国内の動きだけでなく、国際的な協調も大きなテーマとして組み込まれています。先進各国の合意形成の場である広島AIプロセスをはじめとする多国間の枠組みと連動し、高度なシステムを開発する組織向けの国際行動規範の遵守状況を報告する仕組みも2025年2月から運用が始まりました。
ガイドラインの別添資料には、日本アイ・ビー・エムやアマゾン・ウェブ・サービスといったグローバル企業の最新事例が追加されています。国境を越えてビジネスを展開する企業にとっては、各国の法規制や国際的な技術標準の動向をつねに確認し、自社のルールを柔軟に適合させていく態勢づくりが求められる時代となっています。
現場の課題に応え、活用ガイドの公開やチャットボット導入などガイドラインの利便性が大幅に向上しました。
AI時代の生存戦略はアジャイルなガバナンス体制にある
最新の調査データとガイドラインの更新内容からは、自律的なシステムが普及し、それに伴う未知のリスクに真正面から立ち向かう企業の姿が見えてきます。技術の進化は速く、一度作ったルールが数ヶ月後には使い物にならなくなることも珍しくありません。事前に完璧な手続きを固定するのではなく、環境の変化や新たな脅威に応じて、継続的かつ迅速に方針をアップデートしていくアジャイルな姿勢が求められます。

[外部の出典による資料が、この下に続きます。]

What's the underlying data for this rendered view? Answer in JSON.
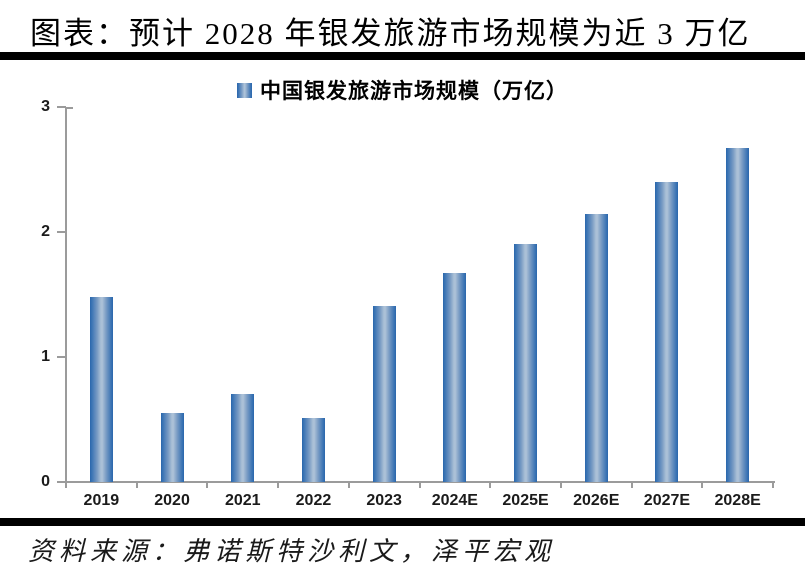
{
  "header": {
    "title": "图表：预计 2028 年银发旅游市场规模为近 3 万亿"
  },
  "legend": {
    "label": "中国银发旅游市场规模（万亿）",
    "marker": "gradient-blue-square"
  },
  "footer": {
    "source": "资料来源：弗诺斯特沙利文，泽平宏观"
  },
  "colors": {
    "bar_edge": "#2A66AC",
    "bar_center": "#ADC2D8",
    "axis": "#9B9B9B",
    "text": "#1B1B1B",
    "rule": "#000000",
    "background": "#FFFFFF"
  },
  "chart_data": {
    "type": "bar",
    "title": "预计 2028 年银发旅游市场规模为近 3 万亿",
    "legend": [
      "中国银发旅游市场规模（万亿）"
    ],
    "categories": [
      "2019",
      "2020",
      "2021",
      "2022",
      "2023",
      "2024E",
      "2025E",
      "2026E",
      "2027E",
      "2028E"
    ],
    "values": [
      1.48,
      0.55,
      0.7,
      0.51,
      1.41,
      1.67,
      1.9,
      2.14,
      2.4,
      2.67
    ],
    "xlabel": "",
    "ylabel": "",
    "ylim": [
      0,
      3
    ],
    "yticks": [
      0,
      1,
      2,
      3
    ],
    "grid": false,
    "legend_position": "top-center",
    "unit": "万亿"
  }
}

一部の専門家や特定の部署だけでリスクを管理する時代ではなくなっています。開発、提供、利用というそれぞれのフェーズに携わるすべてのステークホルダーが密に連携し、全体でシステムの品質と安全性を高めていく意識が求められているのです。新しいガイドラインや支援ツールを最大限に活用しながら、自社のビジネスモデルに合わせた最適なガバナンスを構築していくことが重要です。